Dalam melengkapi berkas perkara Hong Artha, KPK telah meminta keterangan sebanyak 80 orang saksi. Dari para saksi, penyidik mendapatkan fakta-fakta yang didukung dengan alat bukti berupa keterangan saksi, surat dan barang elektronik bahwa tersangka Hong Artha dan kawan-kawan diduga memberikan uang kepada sejumlah pihak.
Adapun 11 orang tersangka sebelumnya terdiri dari 5 orang anggota DPR-RI, 1 Kepala Badan, 1 Bupati dan 4 swasta.
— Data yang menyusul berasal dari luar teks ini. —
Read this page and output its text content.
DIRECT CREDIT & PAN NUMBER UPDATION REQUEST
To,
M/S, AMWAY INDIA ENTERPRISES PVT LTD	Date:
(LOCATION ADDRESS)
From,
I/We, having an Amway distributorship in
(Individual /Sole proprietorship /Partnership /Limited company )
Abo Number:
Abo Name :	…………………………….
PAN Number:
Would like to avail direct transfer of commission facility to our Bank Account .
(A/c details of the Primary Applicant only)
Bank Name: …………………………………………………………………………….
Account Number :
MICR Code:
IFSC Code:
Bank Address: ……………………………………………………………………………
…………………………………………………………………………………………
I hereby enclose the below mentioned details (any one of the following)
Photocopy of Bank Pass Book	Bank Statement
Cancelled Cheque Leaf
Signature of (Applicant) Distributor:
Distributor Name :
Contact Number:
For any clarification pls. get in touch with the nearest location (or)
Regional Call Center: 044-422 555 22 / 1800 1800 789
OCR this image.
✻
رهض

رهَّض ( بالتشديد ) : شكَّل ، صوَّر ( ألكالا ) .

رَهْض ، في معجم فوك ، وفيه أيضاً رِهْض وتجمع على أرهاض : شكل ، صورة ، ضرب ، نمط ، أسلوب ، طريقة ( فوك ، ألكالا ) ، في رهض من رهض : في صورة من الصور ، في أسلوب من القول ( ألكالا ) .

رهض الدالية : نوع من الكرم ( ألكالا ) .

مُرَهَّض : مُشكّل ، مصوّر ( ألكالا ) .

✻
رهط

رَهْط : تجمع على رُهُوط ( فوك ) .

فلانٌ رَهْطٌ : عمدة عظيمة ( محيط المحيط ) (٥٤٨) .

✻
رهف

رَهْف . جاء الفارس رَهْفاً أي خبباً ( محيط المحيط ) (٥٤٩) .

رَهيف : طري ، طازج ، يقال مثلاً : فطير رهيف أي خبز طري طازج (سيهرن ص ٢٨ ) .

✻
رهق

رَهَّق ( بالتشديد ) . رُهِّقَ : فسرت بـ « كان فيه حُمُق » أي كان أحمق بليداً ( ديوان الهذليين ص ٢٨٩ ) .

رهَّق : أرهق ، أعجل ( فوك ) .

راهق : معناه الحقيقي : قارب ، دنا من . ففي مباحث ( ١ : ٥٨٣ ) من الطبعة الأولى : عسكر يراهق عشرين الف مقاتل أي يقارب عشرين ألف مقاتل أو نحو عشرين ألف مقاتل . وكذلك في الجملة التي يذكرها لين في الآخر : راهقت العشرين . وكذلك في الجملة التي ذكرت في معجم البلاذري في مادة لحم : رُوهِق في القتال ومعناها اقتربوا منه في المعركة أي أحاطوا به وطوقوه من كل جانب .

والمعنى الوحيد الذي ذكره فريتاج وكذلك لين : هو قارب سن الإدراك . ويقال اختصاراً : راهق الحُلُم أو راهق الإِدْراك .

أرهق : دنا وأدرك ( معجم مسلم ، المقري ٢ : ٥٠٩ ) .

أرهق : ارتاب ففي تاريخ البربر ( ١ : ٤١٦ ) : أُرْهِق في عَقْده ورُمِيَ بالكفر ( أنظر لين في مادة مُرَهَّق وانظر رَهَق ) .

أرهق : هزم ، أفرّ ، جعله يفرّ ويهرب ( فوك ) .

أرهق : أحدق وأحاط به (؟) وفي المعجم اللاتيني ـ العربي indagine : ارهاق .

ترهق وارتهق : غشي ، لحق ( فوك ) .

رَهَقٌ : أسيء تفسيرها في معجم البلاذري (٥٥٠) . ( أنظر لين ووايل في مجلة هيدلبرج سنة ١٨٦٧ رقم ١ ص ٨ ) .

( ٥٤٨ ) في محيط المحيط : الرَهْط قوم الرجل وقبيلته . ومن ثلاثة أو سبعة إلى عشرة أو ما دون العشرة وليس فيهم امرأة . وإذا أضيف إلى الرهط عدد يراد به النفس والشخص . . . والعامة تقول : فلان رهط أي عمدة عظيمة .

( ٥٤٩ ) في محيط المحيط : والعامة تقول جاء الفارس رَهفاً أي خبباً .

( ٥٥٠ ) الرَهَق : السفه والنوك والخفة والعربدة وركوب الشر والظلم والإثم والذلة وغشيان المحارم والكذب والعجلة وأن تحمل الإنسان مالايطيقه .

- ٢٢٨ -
Mereka adalah Damayanti Wisnu Putranti dari Fraksi PDIP, Budi Supriyanto dari Fraksi Golkar dan Andi Taufan Tiro dari Fraksi PAN.
Kemudian mantan Bupati Halmahera Timur 2016-2021 Rudi Erawan, Kepala BPJN IX Maluku dan Maluku Utara Amran HI Mustari, Abdul Khoir serta dua rekan Damayanti, Dessy A Edwin dan Julia Prasetyarini.
Dalam perkara ini, Hong Artha diduga memberikan suap untuk Amran selaku Kepala BPJN IX Maluku dan Maluku Utara sebesar Rp 8 miliar pada Juli 2015 dan Rp 2,6 miliar pada Agustus 2015. Kemudian Damayanti Wisnu Putranti selaku Anggota DPR RI periode 2014 – 2019 sebesar Rp1 miliar pada November 2015.
"Pemberian-pemberian tersebut diduga terkait pekerjaan proyek infrastruktur pada Kementerian PUPR tahun anggaran 2016," kata Lili.
Dalam kasus itu, Amran telah divonis 6 tahun penjara dan denda Rp800 juta subsider 4 bulan kurungan karena menerima Rp 2,6 miliar, Rp 15,525 miliar, dan 202.816 dolar Singapura.
Selain itu, Damayanti juga telah divonis 4,5 tahun penjara dan denda Rp 500 juta subsider 3 bulan kurungan karena terbukti menerima 278.700 dolar Singapura dan Rp 1 miliar.
Atas perbuatannya Hong Artha disangkakan melanggar melanggar Pasal 5 ayat (1) huruf a atau pasal 5 ayat (1) huruf b atau Pasal 13 Undang-Undang Nomor 31 Tahun 1999 tentang Pemberantasan Tindak Pidana Korupsi sebagaimana telah diubah dengan Undang-Undang Nomor 20 Tahun 2001 juncto pasal 55 ayat (1) ke-1 KUHP.